Opinion

Never hire leaders based on words of mouth

By: Ben Patrick

It is no longer sufficient to hire leaders based solely on performance data or the word of top executives. To ensure leaders not only deliver performance results, but are also great people, requires a more thoughtful view of hiring that considers a range of factors and procedures.

This helps organizations accelerate and sustain performance by enhancing the capabilities of their people and linking talent to value creation.

It can take more than a year to find the right candidate to fill a new position or any vacant positions based on what kind of personnel the organization wants. Therefore, CEOs need to proactively project and define the future of the companies. The executive need move from a hierarchical view of development to a more fact-based and diverse view of hiring and developing talent, targeting selection and personalizing development through analytics.
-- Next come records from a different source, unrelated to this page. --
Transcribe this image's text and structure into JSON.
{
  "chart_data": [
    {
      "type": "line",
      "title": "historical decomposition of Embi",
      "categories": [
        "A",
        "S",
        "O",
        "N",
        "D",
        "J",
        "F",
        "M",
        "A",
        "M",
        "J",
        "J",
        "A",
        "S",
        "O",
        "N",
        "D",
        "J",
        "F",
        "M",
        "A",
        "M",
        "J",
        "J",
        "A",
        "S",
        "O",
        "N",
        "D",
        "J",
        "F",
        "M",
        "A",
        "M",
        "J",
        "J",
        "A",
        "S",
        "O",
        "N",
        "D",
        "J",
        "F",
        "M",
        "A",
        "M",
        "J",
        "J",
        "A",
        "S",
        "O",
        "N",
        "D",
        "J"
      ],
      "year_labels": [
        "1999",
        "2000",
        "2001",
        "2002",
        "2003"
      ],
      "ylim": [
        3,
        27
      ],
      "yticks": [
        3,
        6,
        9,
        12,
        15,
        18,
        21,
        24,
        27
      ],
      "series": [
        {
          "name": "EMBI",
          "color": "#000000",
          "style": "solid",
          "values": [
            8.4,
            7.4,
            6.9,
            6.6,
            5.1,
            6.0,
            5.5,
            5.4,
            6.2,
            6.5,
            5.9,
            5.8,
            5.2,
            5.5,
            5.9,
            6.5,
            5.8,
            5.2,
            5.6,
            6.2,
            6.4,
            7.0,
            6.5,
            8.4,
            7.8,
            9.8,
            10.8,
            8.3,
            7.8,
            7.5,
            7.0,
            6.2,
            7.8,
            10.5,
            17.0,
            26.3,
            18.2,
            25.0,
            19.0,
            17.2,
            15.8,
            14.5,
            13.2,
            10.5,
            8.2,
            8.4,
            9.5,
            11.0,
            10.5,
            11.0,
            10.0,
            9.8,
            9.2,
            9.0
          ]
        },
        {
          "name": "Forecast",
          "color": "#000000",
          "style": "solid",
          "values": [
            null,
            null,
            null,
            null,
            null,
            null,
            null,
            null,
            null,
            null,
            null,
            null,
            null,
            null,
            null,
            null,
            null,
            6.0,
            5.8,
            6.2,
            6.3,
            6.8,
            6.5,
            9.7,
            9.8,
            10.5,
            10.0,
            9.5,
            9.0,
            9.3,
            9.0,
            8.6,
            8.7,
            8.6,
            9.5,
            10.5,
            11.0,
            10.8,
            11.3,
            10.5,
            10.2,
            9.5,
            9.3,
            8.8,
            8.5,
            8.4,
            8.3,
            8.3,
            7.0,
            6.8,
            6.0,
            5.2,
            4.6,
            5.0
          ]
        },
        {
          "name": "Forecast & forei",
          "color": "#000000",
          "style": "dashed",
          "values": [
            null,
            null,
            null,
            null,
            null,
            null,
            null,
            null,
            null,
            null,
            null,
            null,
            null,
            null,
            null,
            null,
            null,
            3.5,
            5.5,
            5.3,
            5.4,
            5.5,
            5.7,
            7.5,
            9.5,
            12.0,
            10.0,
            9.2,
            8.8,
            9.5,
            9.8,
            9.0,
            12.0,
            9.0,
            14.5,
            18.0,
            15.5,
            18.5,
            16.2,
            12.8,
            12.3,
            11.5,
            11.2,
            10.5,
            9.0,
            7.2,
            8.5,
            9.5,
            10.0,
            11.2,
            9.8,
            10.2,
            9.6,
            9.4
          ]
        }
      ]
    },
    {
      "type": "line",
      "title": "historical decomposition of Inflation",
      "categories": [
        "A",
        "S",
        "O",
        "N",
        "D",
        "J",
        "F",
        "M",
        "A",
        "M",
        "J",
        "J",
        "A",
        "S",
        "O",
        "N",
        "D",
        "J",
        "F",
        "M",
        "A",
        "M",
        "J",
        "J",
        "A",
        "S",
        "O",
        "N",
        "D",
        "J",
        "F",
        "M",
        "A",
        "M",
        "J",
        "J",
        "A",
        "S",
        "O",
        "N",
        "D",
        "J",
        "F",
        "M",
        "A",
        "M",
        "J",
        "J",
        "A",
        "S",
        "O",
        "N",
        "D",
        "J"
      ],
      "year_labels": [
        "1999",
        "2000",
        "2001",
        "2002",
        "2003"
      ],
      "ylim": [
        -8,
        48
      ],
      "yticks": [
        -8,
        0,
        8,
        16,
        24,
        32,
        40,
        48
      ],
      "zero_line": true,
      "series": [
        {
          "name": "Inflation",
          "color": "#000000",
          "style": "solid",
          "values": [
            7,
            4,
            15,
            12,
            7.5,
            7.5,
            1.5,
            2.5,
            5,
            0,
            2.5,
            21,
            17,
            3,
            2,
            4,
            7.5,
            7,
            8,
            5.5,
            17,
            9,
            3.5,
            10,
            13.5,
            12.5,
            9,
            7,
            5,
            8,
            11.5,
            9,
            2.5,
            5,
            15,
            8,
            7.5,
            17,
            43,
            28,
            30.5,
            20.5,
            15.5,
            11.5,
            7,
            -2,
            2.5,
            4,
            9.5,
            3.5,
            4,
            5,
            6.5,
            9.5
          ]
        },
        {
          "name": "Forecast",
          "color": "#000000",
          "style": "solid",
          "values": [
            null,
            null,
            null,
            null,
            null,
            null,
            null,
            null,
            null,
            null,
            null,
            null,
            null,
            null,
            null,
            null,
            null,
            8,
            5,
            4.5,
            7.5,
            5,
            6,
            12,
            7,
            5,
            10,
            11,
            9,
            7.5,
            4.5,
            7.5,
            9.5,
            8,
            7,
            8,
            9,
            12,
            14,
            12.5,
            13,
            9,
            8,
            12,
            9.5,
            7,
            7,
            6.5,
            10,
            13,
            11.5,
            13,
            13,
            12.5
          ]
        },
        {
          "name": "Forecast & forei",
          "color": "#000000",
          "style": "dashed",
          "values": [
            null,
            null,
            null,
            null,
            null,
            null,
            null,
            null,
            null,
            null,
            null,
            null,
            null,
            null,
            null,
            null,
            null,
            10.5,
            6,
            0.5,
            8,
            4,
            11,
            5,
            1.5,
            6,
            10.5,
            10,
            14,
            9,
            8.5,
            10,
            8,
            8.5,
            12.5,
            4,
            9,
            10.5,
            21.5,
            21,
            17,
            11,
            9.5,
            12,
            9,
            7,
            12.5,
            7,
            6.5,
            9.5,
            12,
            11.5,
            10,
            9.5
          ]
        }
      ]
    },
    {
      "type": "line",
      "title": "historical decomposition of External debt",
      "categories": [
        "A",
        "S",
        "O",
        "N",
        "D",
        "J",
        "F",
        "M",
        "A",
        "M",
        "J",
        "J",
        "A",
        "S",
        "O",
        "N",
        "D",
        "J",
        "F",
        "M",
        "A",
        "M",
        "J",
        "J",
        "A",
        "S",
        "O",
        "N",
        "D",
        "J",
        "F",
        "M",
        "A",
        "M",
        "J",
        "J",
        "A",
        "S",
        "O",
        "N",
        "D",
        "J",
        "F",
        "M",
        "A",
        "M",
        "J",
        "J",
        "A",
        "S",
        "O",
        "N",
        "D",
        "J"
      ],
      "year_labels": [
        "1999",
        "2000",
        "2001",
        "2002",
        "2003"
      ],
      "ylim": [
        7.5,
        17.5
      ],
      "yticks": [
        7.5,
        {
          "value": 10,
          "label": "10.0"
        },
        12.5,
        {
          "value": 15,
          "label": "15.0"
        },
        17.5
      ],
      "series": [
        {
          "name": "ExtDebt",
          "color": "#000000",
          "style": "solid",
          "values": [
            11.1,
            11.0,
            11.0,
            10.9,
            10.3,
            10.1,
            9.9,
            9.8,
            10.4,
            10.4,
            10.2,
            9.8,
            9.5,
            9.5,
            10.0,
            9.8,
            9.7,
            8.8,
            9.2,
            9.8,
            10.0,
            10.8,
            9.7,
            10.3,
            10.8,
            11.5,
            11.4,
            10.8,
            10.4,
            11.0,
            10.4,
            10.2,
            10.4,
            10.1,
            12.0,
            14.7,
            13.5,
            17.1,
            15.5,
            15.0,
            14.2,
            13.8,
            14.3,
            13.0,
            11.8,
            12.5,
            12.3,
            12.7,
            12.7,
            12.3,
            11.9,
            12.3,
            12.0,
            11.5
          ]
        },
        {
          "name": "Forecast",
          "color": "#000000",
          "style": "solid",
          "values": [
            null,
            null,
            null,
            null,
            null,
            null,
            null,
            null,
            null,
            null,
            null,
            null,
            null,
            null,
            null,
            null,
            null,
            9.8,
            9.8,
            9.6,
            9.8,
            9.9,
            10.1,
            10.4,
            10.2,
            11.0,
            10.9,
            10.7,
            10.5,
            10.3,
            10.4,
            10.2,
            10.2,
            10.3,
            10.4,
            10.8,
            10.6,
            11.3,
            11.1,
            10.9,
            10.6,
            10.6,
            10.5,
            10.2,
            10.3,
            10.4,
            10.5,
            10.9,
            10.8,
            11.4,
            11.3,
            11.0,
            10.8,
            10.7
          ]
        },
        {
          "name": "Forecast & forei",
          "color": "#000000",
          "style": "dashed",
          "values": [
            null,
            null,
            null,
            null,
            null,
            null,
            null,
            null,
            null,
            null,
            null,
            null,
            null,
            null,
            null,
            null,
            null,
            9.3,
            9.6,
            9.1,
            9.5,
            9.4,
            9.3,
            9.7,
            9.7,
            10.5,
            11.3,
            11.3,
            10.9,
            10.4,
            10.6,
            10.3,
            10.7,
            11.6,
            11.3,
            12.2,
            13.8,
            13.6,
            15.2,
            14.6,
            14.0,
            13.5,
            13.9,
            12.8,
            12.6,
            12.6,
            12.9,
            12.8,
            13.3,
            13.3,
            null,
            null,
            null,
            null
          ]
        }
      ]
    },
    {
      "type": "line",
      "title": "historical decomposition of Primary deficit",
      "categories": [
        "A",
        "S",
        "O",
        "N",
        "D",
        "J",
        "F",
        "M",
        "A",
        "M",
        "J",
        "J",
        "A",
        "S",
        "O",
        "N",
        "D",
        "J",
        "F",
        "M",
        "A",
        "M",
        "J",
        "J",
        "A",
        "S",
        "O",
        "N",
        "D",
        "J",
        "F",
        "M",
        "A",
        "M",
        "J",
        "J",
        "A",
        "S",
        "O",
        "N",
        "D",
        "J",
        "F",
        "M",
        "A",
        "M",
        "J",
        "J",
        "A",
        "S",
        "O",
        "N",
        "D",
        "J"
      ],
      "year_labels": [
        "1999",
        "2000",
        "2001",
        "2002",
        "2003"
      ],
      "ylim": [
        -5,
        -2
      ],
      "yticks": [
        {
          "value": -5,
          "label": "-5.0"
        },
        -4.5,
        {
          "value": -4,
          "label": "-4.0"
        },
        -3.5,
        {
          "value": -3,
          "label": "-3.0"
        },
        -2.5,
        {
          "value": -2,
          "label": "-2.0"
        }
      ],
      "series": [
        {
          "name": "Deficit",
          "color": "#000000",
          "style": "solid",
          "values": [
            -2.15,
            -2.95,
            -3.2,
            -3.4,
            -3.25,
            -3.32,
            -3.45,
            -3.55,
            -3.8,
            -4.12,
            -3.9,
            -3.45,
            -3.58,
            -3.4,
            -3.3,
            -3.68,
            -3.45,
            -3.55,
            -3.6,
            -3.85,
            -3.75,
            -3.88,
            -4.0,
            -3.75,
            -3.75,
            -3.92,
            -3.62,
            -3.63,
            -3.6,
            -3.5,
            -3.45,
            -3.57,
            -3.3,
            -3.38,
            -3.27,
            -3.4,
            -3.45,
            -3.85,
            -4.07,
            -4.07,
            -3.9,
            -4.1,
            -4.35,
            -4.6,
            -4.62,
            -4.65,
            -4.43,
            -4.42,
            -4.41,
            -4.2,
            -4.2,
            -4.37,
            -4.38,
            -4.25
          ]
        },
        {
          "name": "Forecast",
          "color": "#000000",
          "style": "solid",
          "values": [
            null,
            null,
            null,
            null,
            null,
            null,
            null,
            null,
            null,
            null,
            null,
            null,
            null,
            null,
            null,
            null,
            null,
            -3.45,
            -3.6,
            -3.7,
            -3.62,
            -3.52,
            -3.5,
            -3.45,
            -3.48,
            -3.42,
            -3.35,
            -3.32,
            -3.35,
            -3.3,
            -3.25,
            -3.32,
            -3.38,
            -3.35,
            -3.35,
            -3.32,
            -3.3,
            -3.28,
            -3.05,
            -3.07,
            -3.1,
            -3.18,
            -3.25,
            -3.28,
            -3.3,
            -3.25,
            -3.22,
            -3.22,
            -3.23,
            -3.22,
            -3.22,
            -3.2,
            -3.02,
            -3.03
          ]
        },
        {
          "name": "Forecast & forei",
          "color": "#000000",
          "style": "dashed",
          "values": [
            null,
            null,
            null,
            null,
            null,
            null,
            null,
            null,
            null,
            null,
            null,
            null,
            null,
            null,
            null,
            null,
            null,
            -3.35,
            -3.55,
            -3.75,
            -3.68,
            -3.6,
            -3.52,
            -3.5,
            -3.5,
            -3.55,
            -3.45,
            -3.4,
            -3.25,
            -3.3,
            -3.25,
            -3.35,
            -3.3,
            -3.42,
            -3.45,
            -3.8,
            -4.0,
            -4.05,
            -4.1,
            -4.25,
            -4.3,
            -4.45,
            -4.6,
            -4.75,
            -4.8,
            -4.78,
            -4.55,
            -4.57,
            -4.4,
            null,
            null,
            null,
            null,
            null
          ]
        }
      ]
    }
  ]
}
In this talent-first era of business performance, having the right person in the right position is essential. Hiring by word of mouth means talent referrals from someone you know and trust, and the speed and power of the grapevine is clear. However, word-of-mouth hiring can introduce bias into the process by potentially limiting the number of candidates for consideration. It also discourages diversity of the talent pool by highlighting candidates with a connection to the company.

The need for a fresh leadership baseline is acute. The nature of the word “leadership” has evolved through digitization, automation, shifts in generational expectations of work and a gig economy. Leaders today must demonstrate they care about the individuals on their teams to best magnify the impact of their talent and align the right talent to the right value creation opportunities. They must be curious about change and its implications on their own sphere of influence. They must have the courage to make hard choices, raise risks others aren’t seeing and maintain their course when others embrace a new fad.

It is no longer sufficient to hire leaders based solely on performance data or the word of top executives. To ensure leaders not only deliver performance results, but are also great people, requires a more thoughtful view of hiring that considers a range of factors and procedures.